To: The Edmunds, the Rooneys, the O’Rynnes, and the O’Sanfilippos
A little Irish humor:
Murphy told Quinn that his wife was driving him to drink. Quinn thinks he’s very lucky because his own wife makes him walk.
Reilly went to trial for armed robbery. The jury foreman came out and announced, “Not guilty.” “That’s grand!” shouted Reilly. “Does that mean I can keep the money?”
Mrs. Feeney shouted from the kitchen, “Is that you I hear spittin’ in the vase on the mantle piece?” “No,” said himself, “but I’m gettin’ closer all the time.”
Slaney phoned the maternity ward at the hospital. “Quick!” He said. “Send an ambulance, my wife is goin’ to have a baby!” “Tell me, is this her first baby?” the intern asked. “No, this is her husband, Kevin, speakin’.”
“O’Ryan,” asked the druggist, “did that mudpack I gave you improve your wife’s appearance?” “It did surely,” replied O’Ryan, “but it keeps fallin’ off!”
How do you recognise a Dubliner on an oil rig?
He’s the one throwing crusts of bread to the helicopters…
A Texan walks into a pub in Ireland and clears his voice to the crowd of drinkers.
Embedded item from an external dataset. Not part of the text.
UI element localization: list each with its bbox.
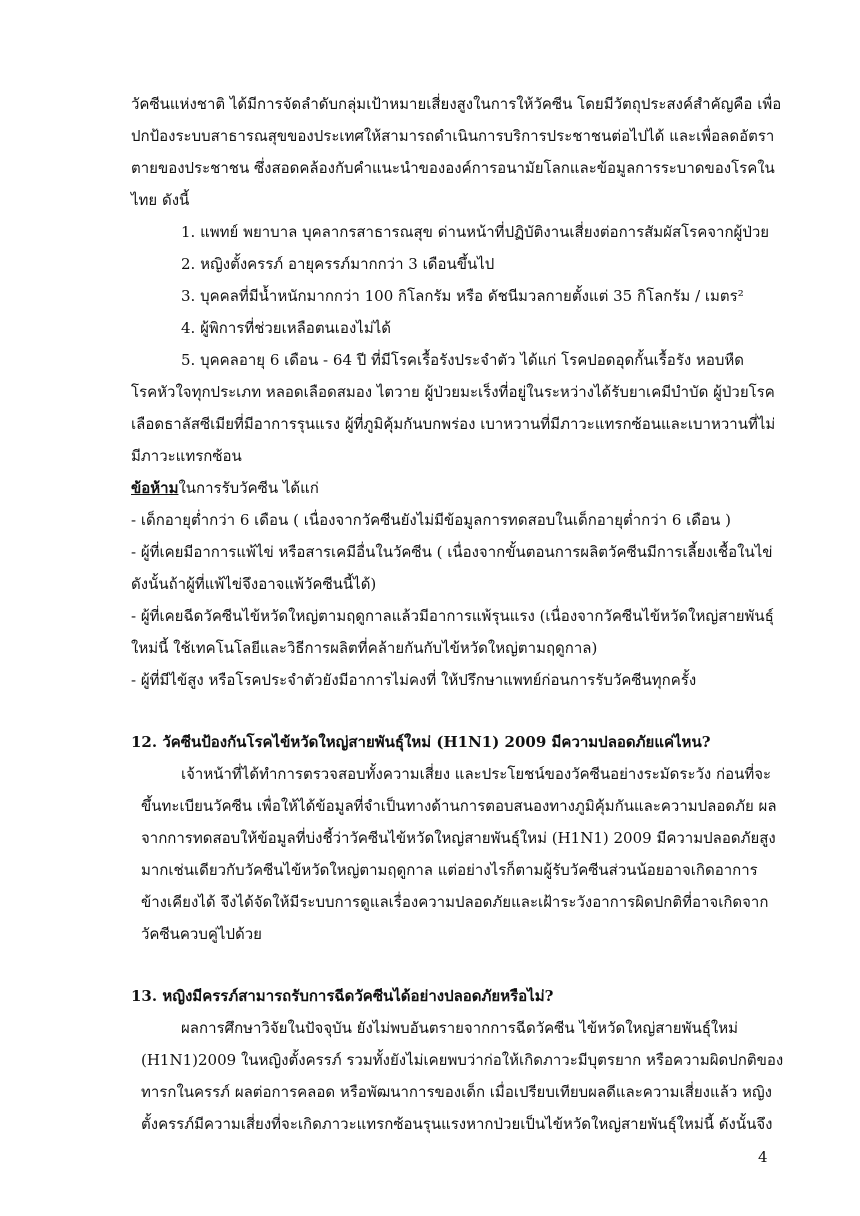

He says, “I hear you Irish are a bunch of hard drinkers. I’ll give $500 American dollars to anybody in here who can drink 10 pints of Guinness back-to-back.”
The room is quiet, and no one takes up the Texan’s offer. One man even leaves.
Thirty minutes later the same gentleman who left shows back up and taps the Texan on the shoulder. “Is your bet still good?” asks the Irishman.
The Texan says yes and asks the bartender to line up 10 pints of Guinness. Immediately the Irishman tears into all 10 of the pint glasses, drinking them all back-to-back.
The other pub patrons cheer as the Texan sits in amazement. The Texan gives the Irishman the $500 and says, “If ya don’t mind me askin’, where did you go for that 30 minutes you were gone?”
The Irishman replies, “Oh… I had to go to the pub down the street to see if I could do it first.”